Crunchy Mexican Tilapia with Roasties and Roasted Tomatoes

Nutrition per serving

Calories554 kcal
Protein48.6 g
Carbs59.2 g
Fats13.9 g
Saturated Fat3.7 g
Monounsaturated Fat6.2 g
Polyunsaturated Fat2.1 g
Sugars6.8 g
Fiber8.3 g
Sodium606 mg

Ingredients

Fish, tilapia
Bread Crumbs
Potatoes, white, flesh and skin
Lime
Cherry Tomatoes
Creme Fraiche
Fresh Coriander
Olive Oil
Fajita Seasoning
Preparations
  1. Preheat the oven to 200 C (392 F)
  2. Clean the potato skin and chop into 2cm squares.
  3. Halve the cherry tomatoes.
  Cooking Instructions
  1. Place the potatoes onto a baking tray, drizzle over ½ a tbsp of olive oil and mix to coat. Sprinkle over a pinch of salt and pepper and cook near the top of the oven for about 15-20 minutes until tender and crispy around the edges.
  2. Place the cherry tomatoes onto another baking tray and sprinkle over a pinch of salt and pepper.
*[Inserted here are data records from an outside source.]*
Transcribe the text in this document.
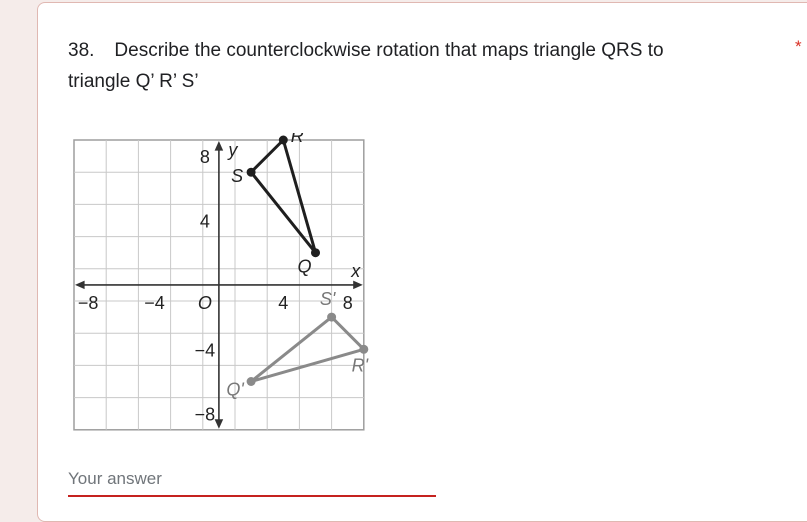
38. Describe the counterclockwise rotation that maps triangle QRS to
triangle Q’ R’ S’
*
−8	−4 O	4	8
8
4
−4
−8
x
y
Q
R
S
Q'
R'
S'
Your answer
Cook on the lowest shelf for about 10 minutes until softened and slightly wilted.
  3. In a bowl, combine the breadcrumbs with the zest from a quarter of a lime, ½ a tsp of fajita seasoning and a pinch of salt and pepper.
  4. Evenly coat the fish with a tsp of crème fraiche, then coat in the breadcrumbs.
  5. Place the fish onto a lightly greased baking tray. Move the potatoes to the middle shelf and cook the fish near the top of the oven for about 8 minutes until cooked through.
  6. When the potatoes/tomatoes are cooked, gently mix together with a tbsp of the chopped coriander.
  7. Serve the fish on top of the potatoes/tomatoes and squeeze over a little lime juice.